19 Replies to “Seeding im Content Marketing”

  1. Whow – ein toller Artikel über ein sehr bedenkenswertes Thema. Ich mag die „Bilder“ die dabei im Kopf entstehen, zumal auch bei mir das Bild des Respekts mit dem Mutterboden gleichgesetzt ist, auf dem die4 Saat überhaupt erst aufgehen kann. Wertschätzung und Anerkennung sind wie Dünger und Wasser – individuell dosiert und liebevoll verabreicht. Passt für mich also perfekt. Danke für diesen Text!

  2. Ein umfassender Artikel, den man gerade kleinen Unternehmen mit Lesebefehl zustellen sollte. Wer keine Beratung in Anspruch genommen hat, kommt vielleicht bis zu der Richtlinie „Content is king“, weiß aber nicht, wie er ihn auf den Thron hebt.

    1. Danke, gerade die kleineren und mittelständischen Unternehmen und Unternehmer hatte ich dabei im Blick. Große Unternehmen werden möglicherweise ohnehin andere Methoden wählen und vielleicht gleich eine Seeding-Agentur beauftragen. Alles eine Frage der Budgets.

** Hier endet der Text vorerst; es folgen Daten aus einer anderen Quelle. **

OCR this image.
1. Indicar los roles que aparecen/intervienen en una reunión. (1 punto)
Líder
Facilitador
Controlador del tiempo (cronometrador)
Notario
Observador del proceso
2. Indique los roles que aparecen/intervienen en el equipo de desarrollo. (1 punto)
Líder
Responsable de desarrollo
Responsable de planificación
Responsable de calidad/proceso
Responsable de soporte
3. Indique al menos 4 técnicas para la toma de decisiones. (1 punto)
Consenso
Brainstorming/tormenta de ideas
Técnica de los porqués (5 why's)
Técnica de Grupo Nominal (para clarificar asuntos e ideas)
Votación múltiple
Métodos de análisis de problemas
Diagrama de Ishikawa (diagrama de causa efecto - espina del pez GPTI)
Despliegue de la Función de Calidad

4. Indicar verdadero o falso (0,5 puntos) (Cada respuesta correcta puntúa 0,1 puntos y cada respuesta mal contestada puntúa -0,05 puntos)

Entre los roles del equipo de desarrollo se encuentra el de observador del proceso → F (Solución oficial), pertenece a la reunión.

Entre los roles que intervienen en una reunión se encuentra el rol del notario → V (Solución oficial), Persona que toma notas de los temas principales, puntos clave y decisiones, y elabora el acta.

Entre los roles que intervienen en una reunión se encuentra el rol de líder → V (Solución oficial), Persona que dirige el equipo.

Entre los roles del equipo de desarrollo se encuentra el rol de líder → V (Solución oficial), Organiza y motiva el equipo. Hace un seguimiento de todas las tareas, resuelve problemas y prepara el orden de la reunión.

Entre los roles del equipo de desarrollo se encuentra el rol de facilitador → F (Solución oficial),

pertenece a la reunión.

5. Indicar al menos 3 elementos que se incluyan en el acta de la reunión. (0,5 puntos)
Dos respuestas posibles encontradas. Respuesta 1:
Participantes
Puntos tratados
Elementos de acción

  3. Sehr schöner Artikel. Verstehen Sie in diesem Fall unter Content Marketing lediglich Inhalte diverser Unternehmen oder würden Sie auch empfehlen, die eigenen Blog-Beiträge zu seeden? Ich hatte darüber nachgedacht für mich relevante Blogger direkt persönlich über neue Inhalte zu informieren, letztendlich ist das dann aber nicht viel mehr als die Verteilung des Contents via Social Media. Daher frage ich mich gerade, ob es noch weitere Mehrwerte für andere relevante Blogger gibt, evtl. das eigene Blog-Thema aufzugreifen und zu verlinken.

    Besten Dank! 🙂

    1. Meiner Ansicht nach ist das Ermessenssache. Die Frage ist weniger, wer für Sie relevant ist, sondern ob Ihre Beiträge relevant für diese Blogger sind oder was sie relevant machen könnte. Ich wäre sehr vorsichtig und würde die Möglichkeit, jemanden auf Beiträge aufmerksam zu machen, nur behutsam anwenden. Sonst landet man rasch in der Spammer-Ecke.

      Von Vorteil ist, wenn man ohnehin miteinander im Gespräch ist – und zwar nicht allein getrieben von dem Gedanken, jemandem Content unterzujubeln. Also alles wie im Leben jenseits des Bildschirms :).

  4. Je mehr ich mich mit den Themenkomplexen Content Marketing und Social Media beschäftige, desto häufiger beschleicht mich der Verdacht, daß klassische Prinzipien der Unternehmens- und Marketingkommunikation künstlich in eine neue Form gepresst werden sollen. „Seeding“ entspricht in wesentlichen Zügen dem Kerngeschäft der klassischen PR. Geändert hat sich lediglich der mediale Rahmen, in dem Meinungen gebildet werden. Das hat auch per se wenig mit Content Marketing zu tun. Nützliche Inhalte haben immer schon eine große Rolle beim „Geben und Nehmen“ im PR-Geschäft gespielt, ebenso wie der respektvolle Umgang mit Multiplikatoren.